When I'm not playing macho-girl, I'm a sentimental soul. I like those cards that acknowledge a great friendship, mother, or how cool God is. The stuff you get embarrassed to read - but secretly are glad to receive. Goodness can never be acknowledged enough. Oh, I love letting that side of myself out! I used to hide it so well, I'd lost sight of it after awhile. Recovery is all about different levels of love. I am free to cut people some slack, because I'm learning I'm not perfect now, and don't think I'll get there by tomorrow either!

If I really love someone, I need to hear what makes their heart happy. Everyone is touched by something, but the "something" is different for different people. There is a fascinating book about people's "love" languages. Some people really feel loved from simple attention, or remembering them with a small token. Some folks only really feel loved behind the BIG gift. Some people are into touch and being pampered, or fussed over. My sweet Maria is like that. Making her a cup of coffee really does something for her. I enjoy it, but not in the same way she does. She reacts to pampering, like I do to my vacations!

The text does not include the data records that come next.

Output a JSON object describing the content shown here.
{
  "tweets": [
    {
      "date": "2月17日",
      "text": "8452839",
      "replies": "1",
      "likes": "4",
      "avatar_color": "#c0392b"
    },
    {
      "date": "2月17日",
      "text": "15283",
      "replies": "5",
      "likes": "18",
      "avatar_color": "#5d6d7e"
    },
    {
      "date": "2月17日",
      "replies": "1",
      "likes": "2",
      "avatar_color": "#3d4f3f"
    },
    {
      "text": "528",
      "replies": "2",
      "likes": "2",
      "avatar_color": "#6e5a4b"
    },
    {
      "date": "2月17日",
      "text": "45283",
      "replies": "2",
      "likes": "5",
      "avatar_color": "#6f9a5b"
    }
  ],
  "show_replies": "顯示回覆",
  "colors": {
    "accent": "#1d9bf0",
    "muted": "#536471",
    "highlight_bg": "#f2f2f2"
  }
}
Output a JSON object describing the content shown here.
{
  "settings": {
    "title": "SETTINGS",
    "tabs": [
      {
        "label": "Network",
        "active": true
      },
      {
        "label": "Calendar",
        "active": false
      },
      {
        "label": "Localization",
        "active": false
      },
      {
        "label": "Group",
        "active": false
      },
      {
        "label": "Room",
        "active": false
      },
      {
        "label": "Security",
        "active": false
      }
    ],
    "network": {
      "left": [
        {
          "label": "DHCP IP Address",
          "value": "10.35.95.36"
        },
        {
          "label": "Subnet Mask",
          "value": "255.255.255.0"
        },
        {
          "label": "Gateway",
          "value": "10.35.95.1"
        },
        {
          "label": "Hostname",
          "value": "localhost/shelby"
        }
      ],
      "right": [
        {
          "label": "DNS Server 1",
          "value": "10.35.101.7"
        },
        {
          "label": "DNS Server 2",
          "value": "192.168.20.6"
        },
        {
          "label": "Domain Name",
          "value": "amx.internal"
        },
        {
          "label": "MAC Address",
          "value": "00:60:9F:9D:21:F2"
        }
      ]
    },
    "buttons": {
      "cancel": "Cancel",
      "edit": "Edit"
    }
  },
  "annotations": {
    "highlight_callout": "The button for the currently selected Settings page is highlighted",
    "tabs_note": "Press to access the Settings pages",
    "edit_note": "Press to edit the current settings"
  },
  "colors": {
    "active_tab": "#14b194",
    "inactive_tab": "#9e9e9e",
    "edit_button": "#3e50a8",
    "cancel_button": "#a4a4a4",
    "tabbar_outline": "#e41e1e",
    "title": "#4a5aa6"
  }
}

When Phillip protested my teasing threat of "choose where your gift certificate comes from, or else you get amazon!" I was truly surprised. But, its his, and not my party. So I found a cool eCard and e-mailed it off. I enjoy watching my relationship with Phillip grow and change. It is subtle, but always apparent. Ever deepening levels of being real with one another. Making it safe to tell the truth when you know you are being a bit unreasonable, impatient, or peevish. We both like to talk, so text messages are part of the tapestry of many days.

I love the rough and tumble banter which always seems to develop. I give as good as I get. I know when I'm seriously being attacked, as compared to a verbal snowball fight. So many little moments of humor and creativity. This is the real deal.

No more do I need the drama of my early life. I am relaxed, engaged and intrigued with the people and events in my life as they unfold before me.

1 comment:

PhillyMac said...

Ahhhem. Being the Phillip in question, even if I had a grand in the bank and nothing better to spend it on - I'd still want an e-Card! Remember my statement Jane dear, it's the thought that counts. I like getting the cards because I know that someone has been thinking of me on that most spectacular day of the year - my birthday! Ciao!